Грех, то есть, собственно, товарищ, ксендз-товарищ, пальцами перебирает, а у самого совесть нечиста. Он, как я! Дружба и братство, его так и подмывает перебирать и перебирать пальцами, что, эти пальчики тоже кого-то задушили? Наплыв совершенно новых нагромождений, руин, нового чудесно зеленого кипения, спокойного, темнолиственного, соснового, сонного с лазурью, Лена передо мной, с руками, и весь этот ансамбль рук – мои руки, руки Лены, руки Людвика – получил инъекцию в виде рук ксендза с шевелящимися пальцами, чему я не мог уделить достойного внимания, потому что езда, горы, откосы и укосы, Боже святый, Боже милосердный, почему нельзя ничему уделить достойного внимания, мир слишком богатый и разный сто миллионов раз, и что смогу я предпринять при моей невнимательности, э-ге-гей, газда, ну-ка нам разбойничью,[7]

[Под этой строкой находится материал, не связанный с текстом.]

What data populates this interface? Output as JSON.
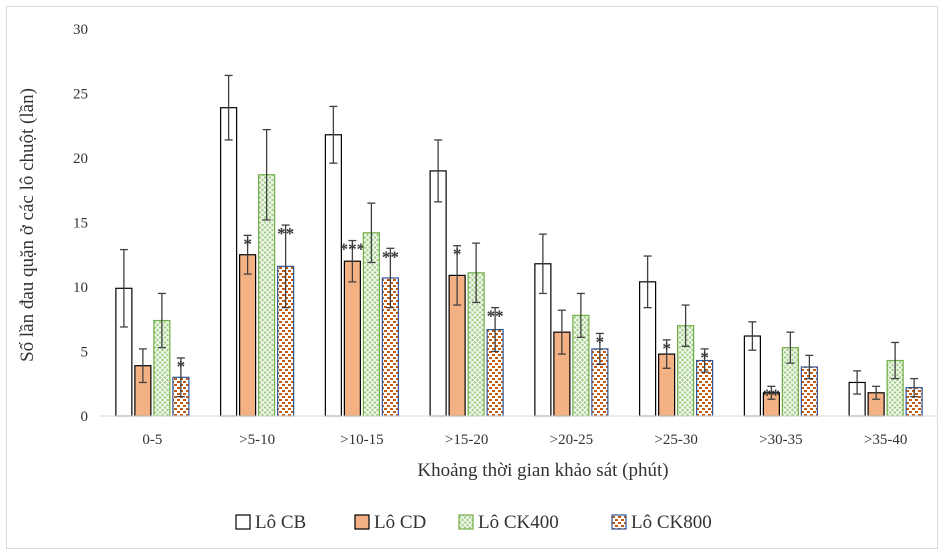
{
  "chart_data": {
    "type": "bar",
    "title": "",
    "xlabel": "Khoảng thời gian khảo sát (phút)",
    "ylabel": "Số lần đau quặn ở các lô chuột (lần)",
    "ylim": [
      0,
      30
    ],
    "yticks": [
      "0",
      "5",
      "10",
      "15",
      "20",
      "25",
      "30"
    ],
    "grid": false,
    "legend_position": "bottom",
    "categories": [
      "0-5",
      ">5-10",
      ">10-15",
      ">15-20",
      ">20-25",
      ">25-30",
      ">30-35",
      ">35-40"
    ],
    "series": [
      {
        "name": "Lô CB",
        "pattern": "solid",
        "fill": "#ffffff",
        "stroke": "#000000",
        "values": [
          9.9,
          23.9,
          21.8,
          19.0,
          11.8,
          10.4,
          6.2,
          2.6
        ],
        "errors": [
          3.0,
          2.5,
          2.2,
          2.4,
          2.3,
          2.0,
          1.1,
          0.9
        ],
        "significance": [
          "",
          "",
          "",
          "",
          "",
          "",
          "",
          ""
        ]
      },
      {
        "name": "Lô CD",
        "pattern": "solid",
        "fill": "#f4b183",
        "stroke": "#000000",
        "values": [
          3.9,
          12.5,
          12.0,
          10.9,
          6.5,
          4.8,
          1.8,
          1.8
        ],
        "errors": [
          1.3,
          1.5,
          1.6,
          2.3,
          1.7,
          1.1,
          0.5,
          0.5
        ],
        "significance": [
          "",
          "*",
          "***",
          "*",
          "",
          "*",
          "**",
          ""
        ]
      },
      {
        "name": "Lô CK400",
        "pattern": "crosshatch",
        "fill": "#a9d18e",
        "stroke": "#70ad47",
        "values": [
          7.4,
          18.7,
          14.2,
          11.1,
          7.8,
          7.0,
          5.3,
          4.3
        ],
        "errors": [
          2.1,
          3.5,
          2.3,
          2.3,
          1.7,
          1.6,
          1.2,
          1.4
        ],
        "significance": [
          "",
          "",
          "",
          "",
          "",
          "",
          "",
          ""
        ]
      },
      {
        "name": "Lô CK800",
        "pattern": "dots",
        "fill": "#c55a11",
        "stroke": "#2f5597",
        "values": [
          3.0,
          11.6,
          10.7,
          6.7,
          5.2,
          4.3,
          3.8,
          2.2
        ],
        "errors": [
          1.5,
          3.2,
          2.3,
          1.7,
          1.2,
          0.9,
          0.9,
          0.7
        ],
        "significance": [
          "*",
          "**",
          "**",
          "**",
          "*",
          "*",
          "",
          ""
        ]
      }
    ]
  }
}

Люля, оставь ксендза в покое, Люлюсь, отстань, Люля, ой-ё-ёй, она меня за ногу щиплет, мы едем, едем, езда, хорошо, одно ясно, та птица поднялась слишком высоко, и хорошо, что ксендз-товарищ перебирает внизу, мы едем, едем, монотонное движение, неохватная река, наплывает, проплывает, тарахтение, рысь, жарко, зной, мы подъезжаем.Два часа пополудни. Просторное место, вроде котловины, луг, сосны и ели, много валунов, разбросанных по лугу, дом. Деревянный с верандой. В тени, за домом, ворота, которыми проехали Войтысы с Фуксом и с другой парочкой возлюбленных. Они появились в дверях, гомон, приветствия, встреча, хорошо доехали, давно приехали, сейчас, так, эта сумка здесь, будет сделано, Леон, возьми бутылки…
Но они были как бы с другой планеты. И мы тоже. Мы находились здесь, но оставались в другом месте – и этот дом был попросту не тем домом… а тем, который там остался.
7
Все происходило в отдалении. И не тот дом отдалялся от нас, это мы от него отдалялись… и у этого нового дома в пронзительной и затерянной глуши, о которую тщетно бились волны нашего шума, не было собственного бытия, он существовал лишь постольку, поскольку не был тем… Я сделал это открытие, как только мы вышли из коляски.
– Пустенько здесь, ни живой души, весь домус для нас, умирать не надо, главное дело перекусить, эй, братья соколы, дайте мне сил, ну что, как говорисиум, пейзажус, как соколик, потом увидите, сначала на зубок, на зубок, перекусим, перекусим, марш, марш, allons, enfants de la patrie![8]
– Леон, ложечки из саквояжа, Лена, салфетки, прошу вас, устраивайтесь, садитесь, где каждому удобнее, пан ксендз, сюда, сударь, пожалуйста. – На что отвечали: будет сделано! Слушаюсь, мой генерал! Ну, садимся! Еще два стула. Пир горой! Прошу вас, пани, сюда… Подать мне салфетки!